Wat is een synthetische ETF?
Een synthetische ETF is een ETF waarbij de productaanbieder contracten afsluit met een derde partij over het verloop van de koersprijzen van de desbetreffende index. Deze contracten worden swaps genoemd en zijn eigenlijk niks meer dan een weddenschap of de koers van de index omhoog of omlaag zal gaan. De productaanbieder kan dan zijn eigen risico met die swaps opheffen, door op koersvoorspellingen in de tegengestelde richting te ‘wedden’ met de derde partij.

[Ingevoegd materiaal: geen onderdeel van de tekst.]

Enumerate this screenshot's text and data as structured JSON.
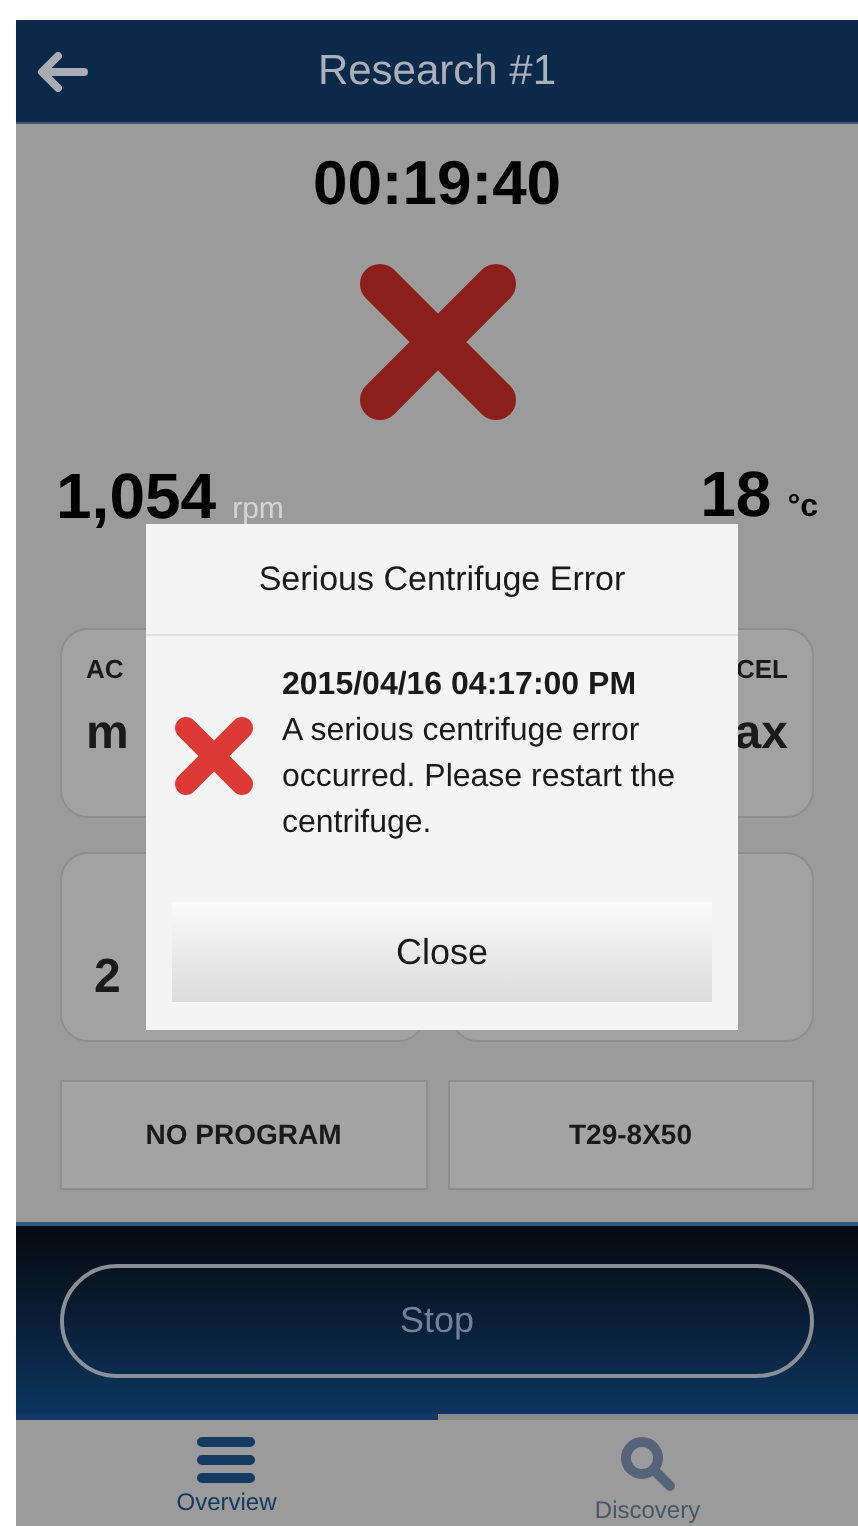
{
  "header": {
    "title": "Research #1"
  },
  "timer": "00:19:40",
  "status": {
    "kind": "error"
  },
  "speed": {
    "value": "1,054",
    "unit": "rpm"
  },
  "temperature": {
    "value": "18",
    "unit": "°c"
  },
  "settings": [
    {
      "label": "AC",
      "value": "m"
    },
    {
      "label": "CEL",
      "value": "ax"
    }
  ],
  "setpoints": [
    {
      "value": "2"
    }
  ],
  "program_buttons": [
    "NO PROGRAM",
    "T29-8X50"
  ],
  "stop_button": {
    "label": "Stop",
    "disabled": true
  },
  "tabs": [
    {
      "label": "Overview",
      "selected": true,
      "kind": "menu"
    },
    {
      "label": "Discovery",
      "selected": false,
      "kind": "search"
    }
  ],
  "dialog": {
    "title": "Serious Centrifuge Error",
    "timestamp": "2015/04/16 04:17:00 PM",
    "message": "A serious centrifuge error occurred. Please restart the centrifuge.",
    "button": "Close"
  }
}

Voordelen synthetische ETF’s
Omdat de productaanbieder niet alle onderliggende aandelen uit de index hoeft te kopen, liggen de kosten voor synthetische ETF’s vaak lager dan voor fysieke ETF’s. Het handelen in aandelen kost geld en bij fysieke ETF’s moet er veel meer gehandeld worden. De samenstelling van een index kan ook nog van tijd tot tijd veranderen, wat bij fysieke ETF’s ook kosten met zich meebrengt.

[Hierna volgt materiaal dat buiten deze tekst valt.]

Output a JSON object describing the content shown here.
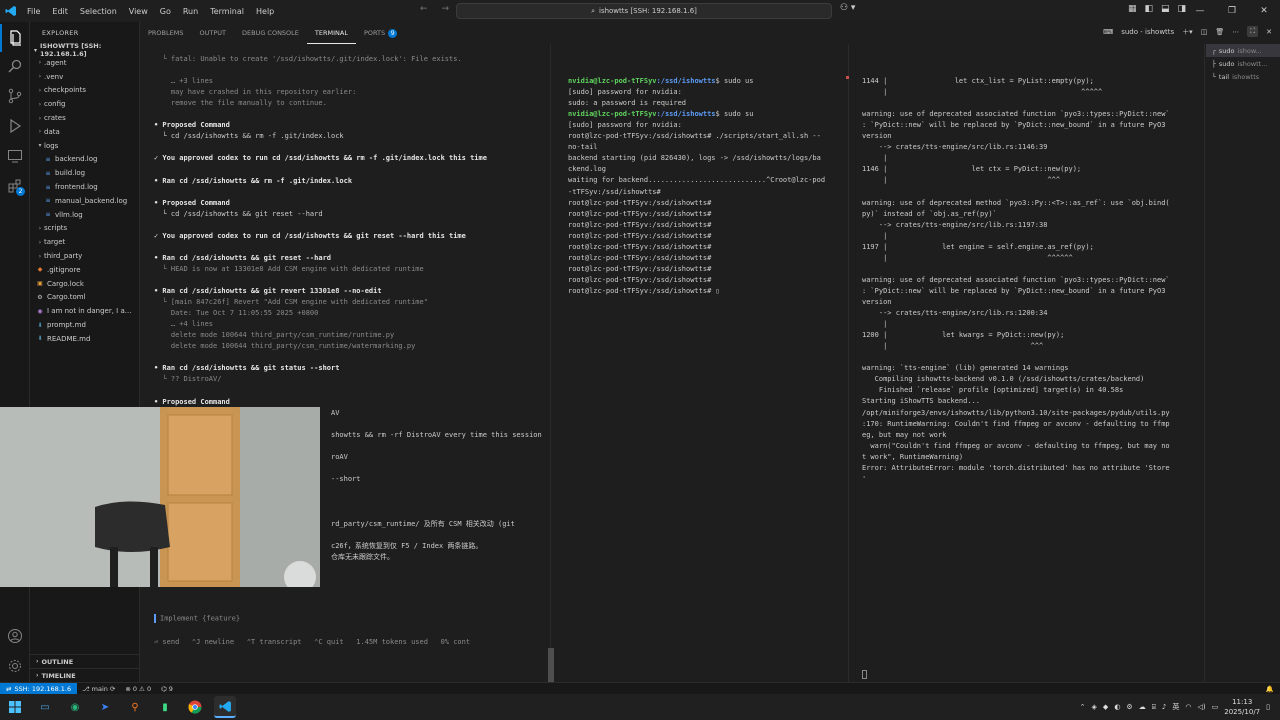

De volgnauwkeurigheid van synthetische ETF’s ligt ook vaak hoger dan bij fysieke ETF’s. Dit komt omdat bij het kopen en verkopen van aandelen er altijd kleine koersverschillen ontstaan, die op de lange termijn voor een lagere volgnauwkeurigheid kunnen zorgen. Bij synthetische ETF’s wordt er veel minder gehandeld, en dus kan de koers van een index exacter gevolgd worden.
Synthetische ETF’s kunnen ook een breder aanbod geven dan met fysieke ETF’s mogelijk is. Het is bijvoorbeeld heel duur om te beleggen in niche sectoren of onbekende markten als Vietnam of Hong Kong via fysieke ETF’s. Zo duur, dat productaanbieders het niet de moeite waard vinden om er fysieke ETF’s voor te maken. Echter, door de simpliciteit van synthetische ETF’s is het wel weer mogelijk om ook voor deze markten producten aan te bieden.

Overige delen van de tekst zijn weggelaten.